Un propriétaire confie à son fils de 16 ans le mandat de percevoir les loyers d'un petit logement familial. Si l'adolescent encaisse un loyer et le dépense sans le reverser, le propriétaire peut demander réparation, mais sa possibilité d'obtenir réparation sera examinée à l'aune des règles applicables aux mineurs (par exemple limitation aux biens du mineur, possibilité de mise en cause des parents si leur faute est prouvée, ou contestation de certains actes si l'autorisation nécessaire faisait défaut).

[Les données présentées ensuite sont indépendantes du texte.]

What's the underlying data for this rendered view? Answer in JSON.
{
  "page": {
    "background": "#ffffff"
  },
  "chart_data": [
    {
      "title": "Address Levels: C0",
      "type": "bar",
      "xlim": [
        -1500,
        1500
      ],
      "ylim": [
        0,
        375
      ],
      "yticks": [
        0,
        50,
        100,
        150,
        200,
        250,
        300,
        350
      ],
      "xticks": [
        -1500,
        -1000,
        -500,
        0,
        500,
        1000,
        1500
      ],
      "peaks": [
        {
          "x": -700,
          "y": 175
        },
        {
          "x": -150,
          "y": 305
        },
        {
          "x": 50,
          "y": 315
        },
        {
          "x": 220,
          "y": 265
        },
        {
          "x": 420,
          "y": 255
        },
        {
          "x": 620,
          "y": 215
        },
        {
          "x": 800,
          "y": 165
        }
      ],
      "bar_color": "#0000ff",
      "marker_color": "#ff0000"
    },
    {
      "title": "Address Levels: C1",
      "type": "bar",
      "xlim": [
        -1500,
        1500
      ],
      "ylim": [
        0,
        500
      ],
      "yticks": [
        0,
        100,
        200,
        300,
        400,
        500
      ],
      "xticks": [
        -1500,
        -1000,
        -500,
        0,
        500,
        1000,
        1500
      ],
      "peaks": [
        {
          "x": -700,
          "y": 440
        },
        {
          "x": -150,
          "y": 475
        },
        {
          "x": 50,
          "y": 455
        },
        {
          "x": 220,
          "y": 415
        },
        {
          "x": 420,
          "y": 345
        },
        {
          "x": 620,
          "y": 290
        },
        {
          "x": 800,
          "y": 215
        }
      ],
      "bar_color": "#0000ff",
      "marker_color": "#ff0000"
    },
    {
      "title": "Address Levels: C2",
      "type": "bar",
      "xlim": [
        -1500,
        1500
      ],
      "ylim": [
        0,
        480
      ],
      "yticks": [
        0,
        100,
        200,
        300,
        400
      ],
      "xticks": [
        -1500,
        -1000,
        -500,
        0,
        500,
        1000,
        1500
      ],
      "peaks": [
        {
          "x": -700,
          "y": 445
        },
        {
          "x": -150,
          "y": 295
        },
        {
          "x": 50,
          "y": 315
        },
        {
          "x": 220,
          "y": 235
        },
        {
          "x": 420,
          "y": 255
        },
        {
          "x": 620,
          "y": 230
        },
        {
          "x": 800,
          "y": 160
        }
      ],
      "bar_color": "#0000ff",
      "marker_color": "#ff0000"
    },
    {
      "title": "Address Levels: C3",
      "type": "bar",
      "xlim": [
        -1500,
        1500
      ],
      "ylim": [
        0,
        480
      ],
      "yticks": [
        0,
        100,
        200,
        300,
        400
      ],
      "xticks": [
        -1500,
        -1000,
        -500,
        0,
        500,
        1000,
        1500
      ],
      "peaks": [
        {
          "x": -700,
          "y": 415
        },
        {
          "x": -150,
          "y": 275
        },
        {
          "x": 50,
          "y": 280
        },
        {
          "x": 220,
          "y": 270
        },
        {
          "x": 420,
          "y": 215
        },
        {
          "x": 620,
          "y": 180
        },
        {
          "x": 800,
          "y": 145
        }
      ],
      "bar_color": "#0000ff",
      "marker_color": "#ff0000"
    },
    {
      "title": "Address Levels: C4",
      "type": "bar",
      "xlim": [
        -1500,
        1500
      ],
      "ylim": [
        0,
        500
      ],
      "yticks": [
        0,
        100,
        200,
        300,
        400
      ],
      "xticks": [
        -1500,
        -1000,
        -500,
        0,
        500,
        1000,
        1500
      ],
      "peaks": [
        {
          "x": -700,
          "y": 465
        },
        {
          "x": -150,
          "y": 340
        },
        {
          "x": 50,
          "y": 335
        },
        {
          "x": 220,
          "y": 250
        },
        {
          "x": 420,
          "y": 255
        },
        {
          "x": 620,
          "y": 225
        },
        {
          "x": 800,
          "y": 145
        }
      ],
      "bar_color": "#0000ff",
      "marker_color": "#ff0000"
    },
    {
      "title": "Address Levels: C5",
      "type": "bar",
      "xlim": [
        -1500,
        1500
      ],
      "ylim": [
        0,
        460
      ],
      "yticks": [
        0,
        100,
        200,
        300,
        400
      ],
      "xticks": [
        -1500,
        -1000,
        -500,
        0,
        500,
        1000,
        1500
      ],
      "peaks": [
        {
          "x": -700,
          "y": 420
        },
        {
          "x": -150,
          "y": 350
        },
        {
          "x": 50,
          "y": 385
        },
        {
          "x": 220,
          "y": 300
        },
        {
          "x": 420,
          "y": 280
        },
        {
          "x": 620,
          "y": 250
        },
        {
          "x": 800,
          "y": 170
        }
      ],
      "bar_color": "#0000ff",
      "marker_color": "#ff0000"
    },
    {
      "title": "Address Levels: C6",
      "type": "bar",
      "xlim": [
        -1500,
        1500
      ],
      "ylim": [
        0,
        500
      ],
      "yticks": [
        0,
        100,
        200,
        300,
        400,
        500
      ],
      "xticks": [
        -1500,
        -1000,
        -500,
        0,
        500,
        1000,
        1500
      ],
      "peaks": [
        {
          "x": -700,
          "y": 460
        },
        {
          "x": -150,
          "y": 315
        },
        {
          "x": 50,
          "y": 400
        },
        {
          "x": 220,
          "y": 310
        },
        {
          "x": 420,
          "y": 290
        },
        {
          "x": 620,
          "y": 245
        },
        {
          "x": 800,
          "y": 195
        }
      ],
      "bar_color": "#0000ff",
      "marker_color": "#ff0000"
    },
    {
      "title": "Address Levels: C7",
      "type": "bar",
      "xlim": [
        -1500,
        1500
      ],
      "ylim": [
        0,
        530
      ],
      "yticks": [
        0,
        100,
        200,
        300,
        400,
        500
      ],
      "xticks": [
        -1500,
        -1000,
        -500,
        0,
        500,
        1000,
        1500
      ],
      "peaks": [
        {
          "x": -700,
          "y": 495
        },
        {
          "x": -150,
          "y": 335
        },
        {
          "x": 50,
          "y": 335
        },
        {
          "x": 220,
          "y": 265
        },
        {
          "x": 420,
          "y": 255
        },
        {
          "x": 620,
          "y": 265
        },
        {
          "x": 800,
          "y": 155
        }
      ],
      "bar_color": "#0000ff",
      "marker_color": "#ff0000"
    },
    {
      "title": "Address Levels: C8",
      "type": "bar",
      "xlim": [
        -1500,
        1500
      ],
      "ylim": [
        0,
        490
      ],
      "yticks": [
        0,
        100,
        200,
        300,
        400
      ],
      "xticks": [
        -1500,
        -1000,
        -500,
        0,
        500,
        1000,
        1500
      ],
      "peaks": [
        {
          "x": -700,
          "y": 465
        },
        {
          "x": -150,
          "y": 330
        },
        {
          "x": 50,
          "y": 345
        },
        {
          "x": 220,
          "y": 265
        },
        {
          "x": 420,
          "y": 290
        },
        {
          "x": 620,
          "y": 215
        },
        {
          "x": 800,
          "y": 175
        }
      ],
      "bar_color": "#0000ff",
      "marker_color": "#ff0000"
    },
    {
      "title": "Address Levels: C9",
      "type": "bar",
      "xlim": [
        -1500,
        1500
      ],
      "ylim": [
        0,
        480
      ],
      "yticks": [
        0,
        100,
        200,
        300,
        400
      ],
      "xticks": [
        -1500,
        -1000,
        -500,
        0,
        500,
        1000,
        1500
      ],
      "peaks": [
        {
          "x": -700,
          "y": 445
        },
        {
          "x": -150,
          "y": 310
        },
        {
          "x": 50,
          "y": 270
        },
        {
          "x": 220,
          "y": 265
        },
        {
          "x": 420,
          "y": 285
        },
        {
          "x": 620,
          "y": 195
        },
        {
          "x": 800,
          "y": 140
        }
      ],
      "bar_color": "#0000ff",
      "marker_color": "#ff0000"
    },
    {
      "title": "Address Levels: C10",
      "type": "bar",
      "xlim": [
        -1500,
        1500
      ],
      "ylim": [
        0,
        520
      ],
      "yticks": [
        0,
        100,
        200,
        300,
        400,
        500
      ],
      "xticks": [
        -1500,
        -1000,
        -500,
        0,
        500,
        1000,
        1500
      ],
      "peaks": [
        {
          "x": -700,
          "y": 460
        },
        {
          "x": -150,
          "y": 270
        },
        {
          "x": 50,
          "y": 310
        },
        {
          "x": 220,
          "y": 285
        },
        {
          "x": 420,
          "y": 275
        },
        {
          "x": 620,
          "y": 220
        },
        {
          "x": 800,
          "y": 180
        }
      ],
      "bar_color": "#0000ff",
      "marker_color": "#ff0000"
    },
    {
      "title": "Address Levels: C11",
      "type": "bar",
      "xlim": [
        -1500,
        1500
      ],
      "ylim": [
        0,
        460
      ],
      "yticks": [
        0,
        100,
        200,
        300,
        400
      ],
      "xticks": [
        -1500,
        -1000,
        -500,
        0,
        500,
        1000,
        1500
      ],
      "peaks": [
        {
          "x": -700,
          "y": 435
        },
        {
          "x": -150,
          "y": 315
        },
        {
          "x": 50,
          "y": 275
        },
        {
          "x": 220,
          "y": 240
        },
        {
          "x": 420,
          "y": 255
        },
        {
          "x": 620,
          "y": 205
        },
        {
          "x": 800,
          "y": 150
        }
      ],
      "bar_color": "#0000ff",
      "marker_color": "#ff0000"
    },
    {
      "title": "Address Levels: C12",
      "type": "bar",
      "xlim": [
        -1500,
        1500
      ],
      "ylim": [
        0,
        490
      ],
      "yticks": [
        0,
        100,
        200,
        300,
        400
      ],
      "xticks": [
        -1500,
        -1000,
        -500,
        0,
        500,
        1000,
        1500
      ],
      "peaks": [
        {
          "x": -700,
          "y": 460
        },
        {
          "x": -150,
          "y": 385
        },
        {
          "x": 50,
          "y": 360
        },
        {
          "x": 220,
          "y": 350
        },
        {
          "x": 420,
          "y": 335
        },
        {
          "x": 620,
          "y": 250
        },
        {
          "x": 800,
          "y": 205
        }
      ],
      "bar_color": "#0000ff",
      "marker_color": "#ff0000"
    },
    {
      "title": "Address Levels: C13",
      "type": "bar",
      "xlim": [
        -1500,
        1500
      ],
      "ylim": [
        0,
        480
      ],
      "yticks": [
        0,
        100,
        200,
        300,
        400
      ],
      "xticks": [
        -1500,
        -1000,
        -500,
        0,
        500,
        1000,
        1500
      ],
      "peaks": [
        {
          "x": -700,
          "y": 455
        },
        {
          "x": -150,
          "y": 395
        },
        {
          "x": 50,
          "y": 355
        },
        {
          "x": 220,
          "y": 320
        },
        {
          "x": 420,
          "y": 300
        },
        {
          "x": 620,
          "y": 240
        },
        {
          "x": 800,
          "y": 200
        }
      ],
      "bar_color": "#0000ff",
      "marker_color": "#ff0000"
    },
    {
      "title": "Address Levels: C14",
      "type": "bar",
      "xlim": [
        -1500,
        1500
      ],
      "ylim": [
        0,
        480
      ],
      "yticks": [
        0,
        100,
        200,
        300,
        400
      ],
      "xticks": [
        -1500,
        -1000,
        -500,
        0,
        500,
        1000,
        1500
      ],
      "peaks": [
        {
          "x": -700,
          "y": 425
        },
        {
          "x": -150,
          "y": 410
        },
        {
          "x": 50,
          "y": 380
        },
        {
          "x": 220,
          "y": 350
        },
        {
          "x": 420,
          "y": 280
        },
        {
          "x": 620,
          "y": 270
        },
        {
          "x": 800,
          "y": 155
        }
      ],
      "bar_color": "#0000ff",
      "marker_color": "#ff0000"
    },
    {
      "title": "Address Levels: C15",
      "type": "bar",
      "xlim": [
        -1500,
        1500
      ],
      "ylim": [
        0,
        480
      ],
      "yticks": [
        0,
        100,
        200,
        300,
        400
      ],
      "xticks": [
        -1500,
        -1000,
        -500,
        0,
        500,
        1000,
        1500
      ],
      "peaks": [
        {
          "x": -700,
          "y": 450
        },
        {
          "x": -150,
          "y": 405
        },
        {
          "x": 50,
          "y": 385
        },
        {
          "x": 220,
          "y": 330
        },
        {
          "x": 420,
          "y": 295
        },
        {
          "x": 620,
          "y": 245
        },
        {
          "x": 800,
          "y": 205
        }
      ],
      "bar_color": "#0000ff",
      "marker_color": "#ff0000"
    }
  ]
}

- Le mineur non émancipé peut être nommé mandataire : la nomination elle‑même n'est pas interdite.
- Les recours du mandant contre le mandataire mineur sont soumis aux règles générales sur les obligations des mineurs (capacité, nullité, responsabilité civile).
- La responsabilité du mineur peut être limitée (ex. atteinte à ses seuls biens), et certains actes peuvent être annulables s'ils excèdent sa capacité ou manquent d'autorisation parentale.
- Les parents ou le tuteur peuvent avoir un rôle (autorisation préalable, responsabilité en cas de faute de surveillance), ce qui peut influer sur les possibilités de recours.
- Prudence recommandée pour le mandant : prévoir des garanties, une autorisation parentale ou désigner un mandataire majeur quand les actes entraînent des obligations importantes.